¿Qué es la hiperplasia prostática benigna?

La hiperplasia prostática benigna (HPB) es un padecimiento que se caracteriza por el crecimiento de la próstata o glándula prostática.

Es importante mencionar que la próstata pasa por dos periodos principales de crecimiento: cuando el hombre se encuentra en la pubertad, este órgano crece al doble de su tamaño  original. Posteriormente, alrededor de los 25 años, la próstata comienza a crecer nuevamente y continúa creciendo durante casi toda la vida del hombre.

El crecimiento de la próstata no suele causar problemas, aunque muchos años después del segundo periodo de crecimiento, es probable que algunos manifiesten hiperplasia prostática benigna, aunque casi nunca causa síntomas antes de los 40 años.

Algunos factores de riesgo son:

  • Tener más de 40 años.
  • Tener antecedentes familiares.
  • Tener ciertas afecciones de salud como la diabetes tipo 2, enfermedades cardiacas, problemas circulatorios o disfunción eréctil.
  • No hacer ejercicio. 

Síntomas

Con el agrandamiento de la próstata se puede ejercer presión contra la uretra, la cual interfiere al momento de orinar y puede provocar irritación en la pared de la vejiga. Esto puede provocar que la necesidad de orinar sea más frecuente.

A medida que la vejiga se debilita, no logra vaciarse completamente y retiene un poco de orina, exponiendo a la persona a infecciones y a la formación de cálculos. Una obstrucción prolongada puede dañar los riñones.

Los síntomas son similares a los que presenta el paciente con cáncer de próstata; sin embargo, cada hombre puede manifestarlos de forma diferente:

  • Dificultad al orinar.
  • Sentir que la descarga de orina ha sido incompleta.
  • Necesidad de levantarse frecuentemente al baño a orinar durante la noche.
  • Necesidad de orinar frecuentemente durante el día.

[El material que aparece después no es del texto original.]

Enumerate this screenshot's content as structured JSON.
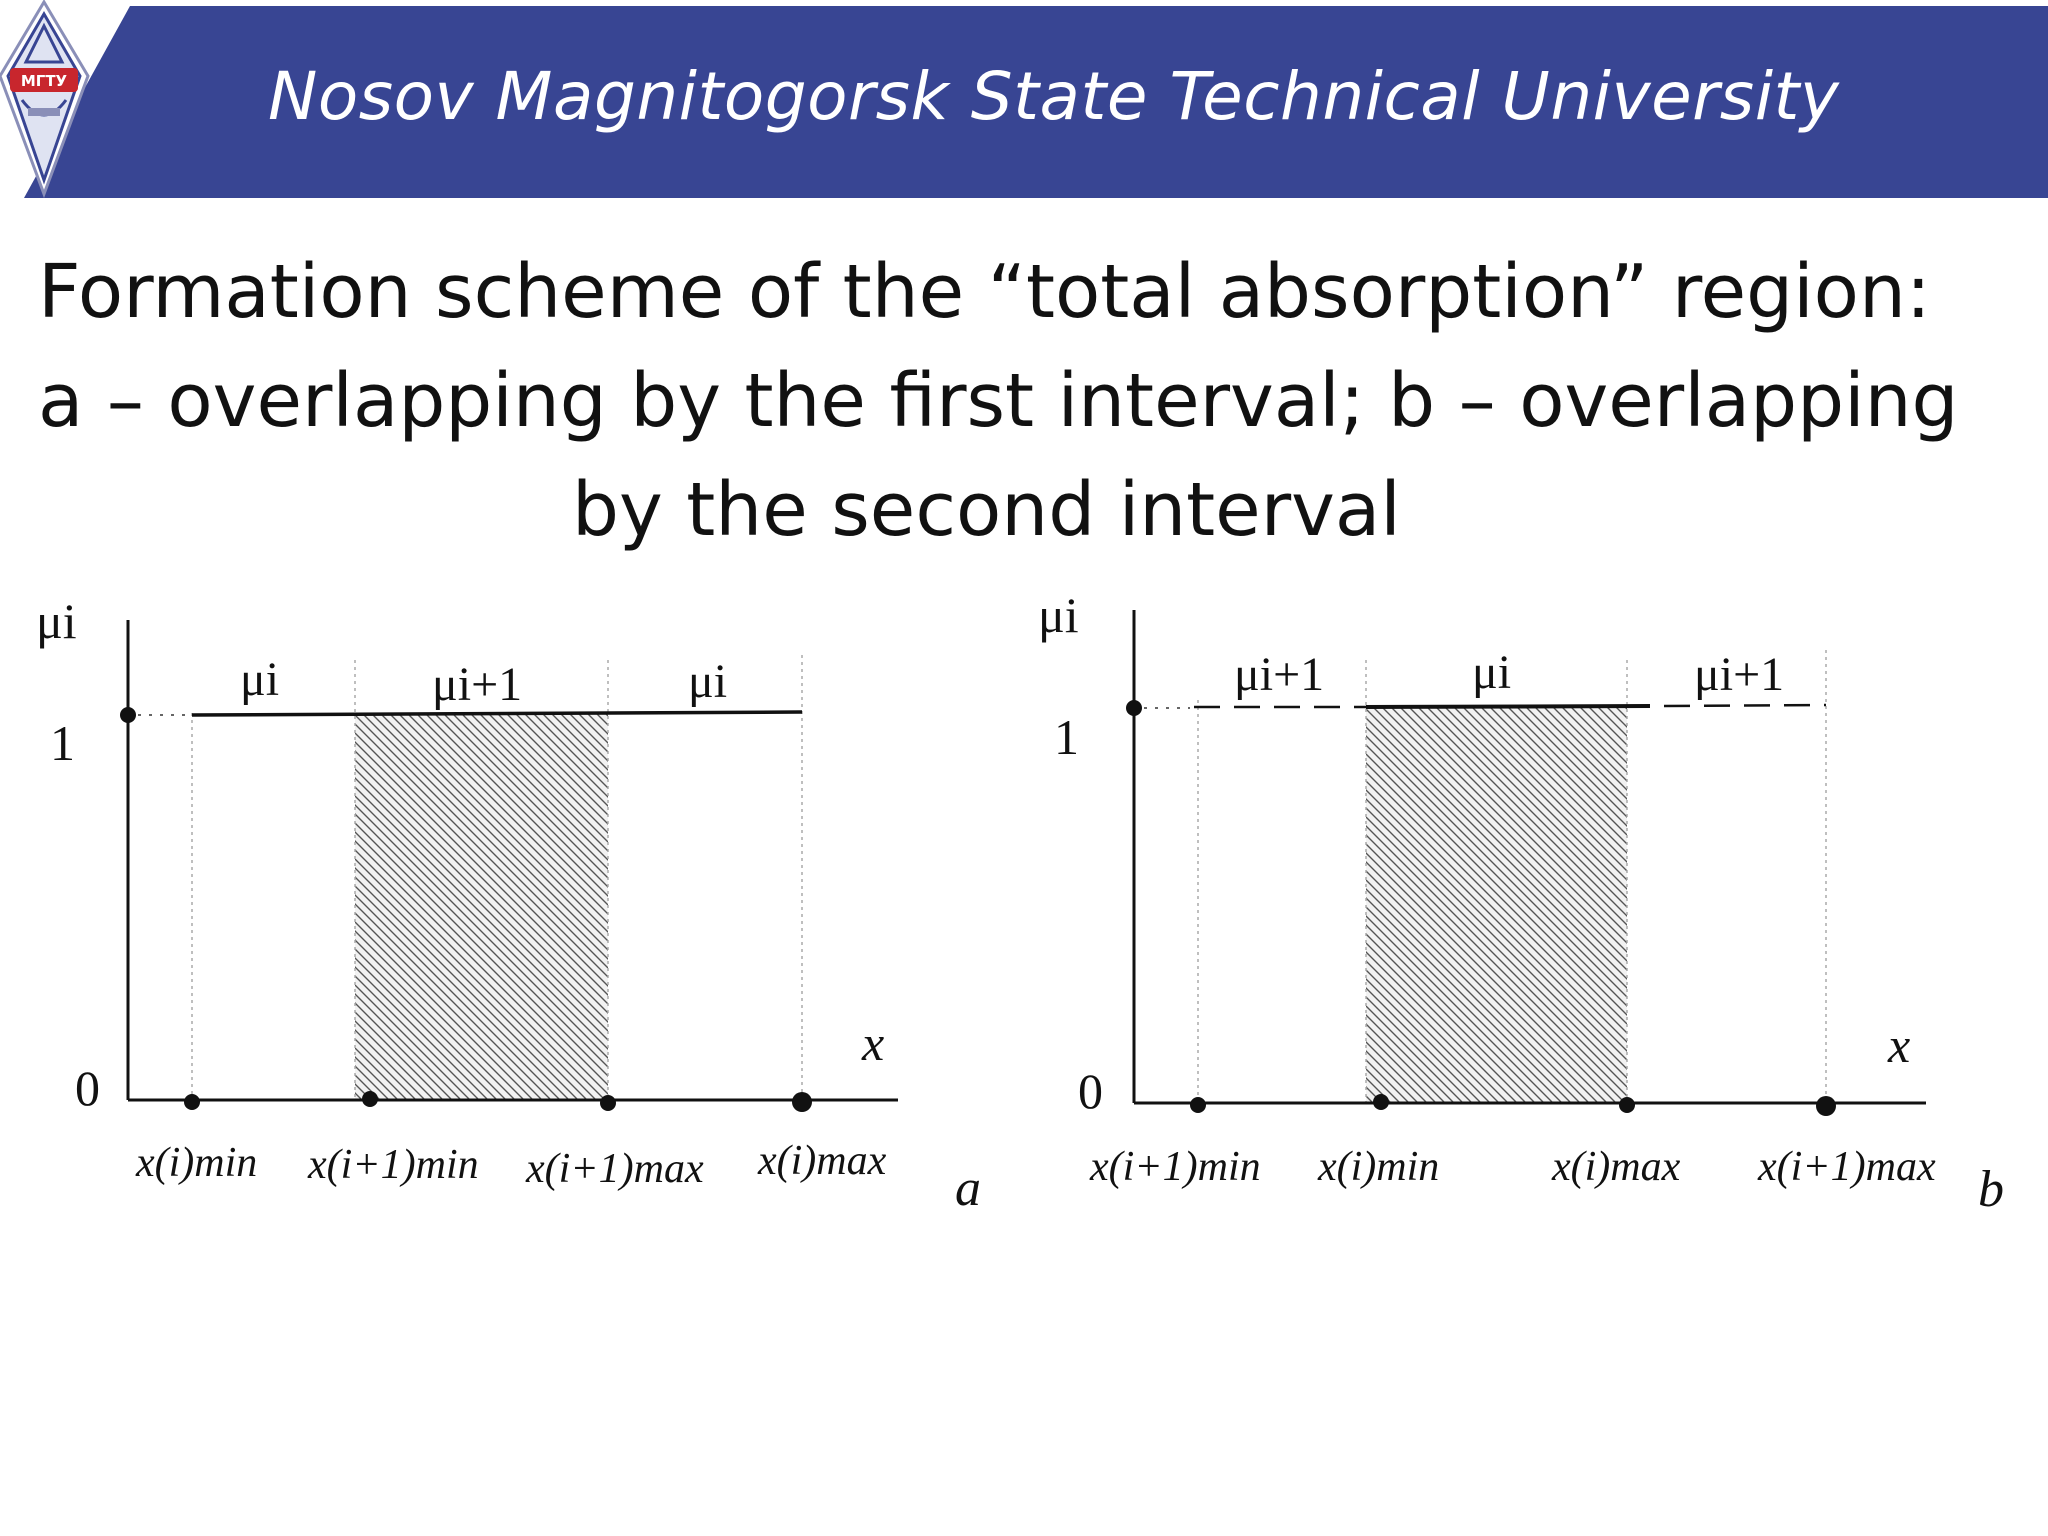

Otros síntomas que se pueden presentar, son:

  • Incontinencia
  • Infecciones en la vejiga
  • Lesiones en el riñón
  • Cálculos en la vejiga

Complicaciones

En caso de presentar estos síntomas, es recomendable acudir al médico para evitar complicaciones como:

  • Infección de los riñones.
  • Retención de orina.
  • Sangrado al orinar.

De igual manera, con un diagnóstico exacto se pueden descartar otros padecimientos debido a la similitud de los síntomas.

Diagnóstico

El diagnóstico en etapas tempranas puede disminuir el riesgo de complicaciones, por lo que si el médico sospecha que un paciente padece hiperplasia prostática benigna, realizará una exploración física, la cual consiste en palpar la próstata durante un examen rectal para determinar su crecimiento. 

Otro procedimiento de diagnóstico es:

  • Análisis de sangre: Permite medir la función renal y las concentraciones de una sustancia que contiene la próstata, llamada antígeno prostático específico. Los resultados de los hombres con hiperplasia prostática benigna, muestran valores elevados en un 30 o 50 %.

La hiperplasia prostática benigna puede elevar los niveles del antígeno prostático específico hasta dos o tres veces más de su nivel normal. Un nivel elevado de antígeno prostático específico, en algunos casos no indica la presencia de cáncer de próstata; sin embargo, algunos especialistas consideran que el paciente tiene más probabilidades de padecerlo.

En ocasiones es necesario realizar otras pruebas complementarias como:

  • Ecografía renal: Es un examen no invasivo, mediante el cual se desliza sobre el área del riñón un transductor que produce ondas sonoras que rebotan contra el riñón y transmiten la imagen del órgano en una pantalla de video. Este examen se utiliza para determinar el tamaño, la forma del riñón y para verificar la presencia de cálculos, masas, quistes u otras anomalías.

Tratamiento

Será determinado por el médico basado en el estado general de salud del paciente, la edad y en qué tan avanzada esté la enfermedad. El tratamiento regularmente está dirigido a controlar los síntomas con algunos medicamentos que ayudan a relajar algunos músculos de la vejiga.

Algunos cambios en el estilo de vida pueden disminuir los síntomas leves o moderados:

  • Beber menor cantidad de líquidos antes de acostarse o salir.
  • Evitar o disminuir el consumo de bebidas alcohólicas o que contengan cafeína.
  • Prevenir o tratar el estreñimiento.

La cirugía es opcional cuando los síntomas son graves u otros tratamientos no han mejorado la afección. Con la cirugía se puede quitar parte o la totalidad de la próstata, o solo realizar cortes en la próstata para disminuir la presión de la uretra.

Realizar actividad física, llevar una dieta saludable y acudir con el médico periódicamente pueden disminuir el riesgo de padecer hiperplasia prostática benigna.